Pembaca JCS, bisa jadi, semua kisah besar dunia, berawal dari cinta. Dan Isalam tidak saja mengagungkan cinta tapi memberikan contoh konkrit dalam kehidupan. Lewat kehidupan manusia mulia, yakni Rasulullah Shalallahu 'Alaihi Wa Sallam tercinta.

Ada sebuah kisah tentang totalitas cinta yang dicontohkan Allah Subhanahu Wa Ta'ala lewat kehisupan Rasul-Nya. Pagi itu, meski langit menguning, burung-burung gurun enggan mengepakkan sayap.
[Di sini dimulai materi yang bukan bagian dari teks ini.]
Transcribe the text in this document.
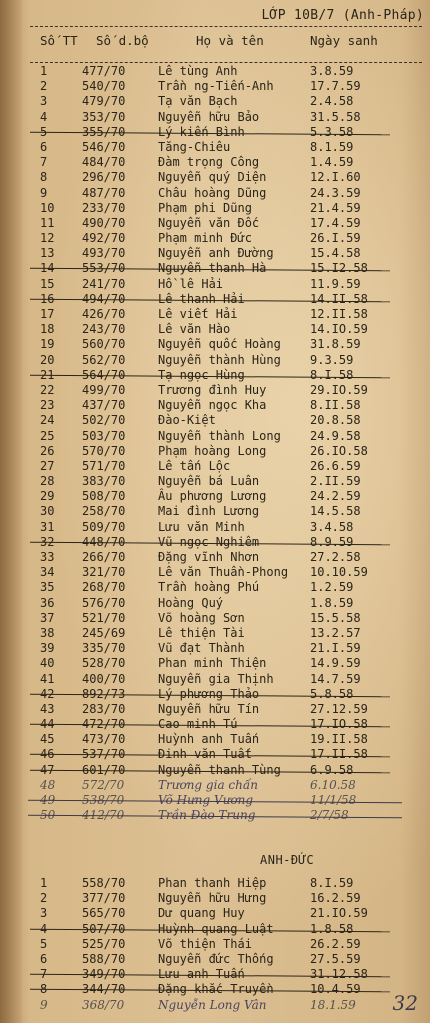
LỚP 10B/7 (Anh-Pháp)
Số TT Số d.bộ	Họ và tên	Ngày sanh
1	477/70	Lê tùng Anh	3.8.59
2	540/70	Trần ng-Tiến-Anh	17.7.59
3	479/70	Tạ văn Bạch	2.4.58
4	353/70	Nguyễn hữu Bảo	31.5.58
5	355/70	Lý kiến Bình	5.3.58
6	546/70	Tăng-Chiêu	8.1.59
7	484/70	Đàm trọng Công	1.4.59
8	296/70	Nguyễn quý Diện	12.I.60
9	487/70	Châu hoàng Dũng	24.3.59
10	233/70	Phạm phi Dũng	21.4.59
11	490/70	Nguyễn văn Đốc	17.4.59
12	492/70	Phạm minh Đức	26.I.59
13	493/70	Nguyễn anh Đường	15.4.58
14	553/70	Nguyễn thanh Hà	15.I2.58
15	241/70	Hồ lê Hải	11.9.59
16	494/70	Lê thanh Hải	14.II.58
17	426/70	Lê viết Hải	12.II.58
18	243/70	Lê văn Hào	14.IO.59
19	560/70	Nguyễn quốc Hoàng 31.8.59
20	562/70	Nguyễn thành Hùng 9.3.59
21	564/70	Tạ ngọc Hùng	8.I.58
22	499/70	Trương đình Huy	29.IO.59
23	437/70	Nguyễn ngọc Kha	8.II.58
24	502/70	Đào-Kiệt	20.8.58
25	503/70	Nguyễn thành Long 24.9.58
26	570/70	Phạm hoàng Long	26.IO.58
27	571/70	Lê tấn Lộc	26.6.59
28	383/70	Nguyễn bá Luân	2.II.59
29	508/70	Âu phương Lương	24.2.59
30	258/70	Mai đình Lương	14.5.58
31	509/70	Lưu văn Minh	3.4.58
32	448/70	Vũ ngọc Nghiêm	8.9.59
33	266/70	Đặng vĩnh Nhơn	27.2.58
34	321/70	Lê văn Thuần-Phong 10.10.59
35	268/70	Trần hoàng Phú	1.2.59
36	576/70	Hoàng Quý	1.8.59
37	521/70	Võ hoàng Sơn	15.5.58
38	245/69	Lê thiện Tài	13.2.57
39	335/70	Vũ đạt Thành	21.I.59
40	528/70	Phan minh Thiện	14.9.59
41	400/70	Nguyễn gia Thịnh	14.7.59
42	892/73	Lý phương Thảo	5.8.58
43	283/70	Nguyễn hữu Tín	27.12.59
44	472/70	Cao minh Tú	17.IO.58
45	473/70	Huỳnh anh Tuấn	19.II.58
46	537/70	Đinh văn Tuất	17.II.58
47	601/70	Nguyễn thanh Tùng 6.9.58
48	572/70	Trương gia chấn	6.10.58
49	538/70	Võ Hưng Vương	11/1/58
50	412/70	Trần Đào Trung	2/7/58
ANH-ĐỨC
1	558/70	Phan thanh Hiệp	8.I.59
2	377/70	Nguyễn hữu Hưng	16.2.59
3	565/70	Dư quang Huy	21.IO.59
4	507/70	Huỳnh quang Luật	1.8.58
5	525/70	Võ thiện Thái	26.2.59
6	588/70	Nguyễn đức Thống	27.5.59
7	349/70	Lưu anh Tuấn	31.12.58
8	344/70	Đặng khắc Truyền	10.4.59
9	368/70	Nguyễn Long Vân	18.1.59 32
Rasulullah dengan suara terbata memberikan petuah, "Wahai umatku, kita semua ada dalam kekuasaan Allah dan cinta kasih-Nya. Maka taati dan bertakwalah kepada-Nya. Kuwariskan dua hal pada kalian, sunnah dan Al-Qur'an. Barang siapa mencintai sunnahku, berarti mencintai aku dan kelak orang-orang yang mencintaiku, akan bersama-sama masuk surga bersama aku."

Khutbah singkat itu diakhiri dengan pandangan mata Rasulullah yang teduh menatap sahabatnya satu persatu. Abu Bakar menatap mata itu dengan kaca-kaca, Umar dadanya naik turun menahan nafas dan tangisannya. Itsman menghela nafas panjang dan ali menundukkan kepalanya dalam-dalam.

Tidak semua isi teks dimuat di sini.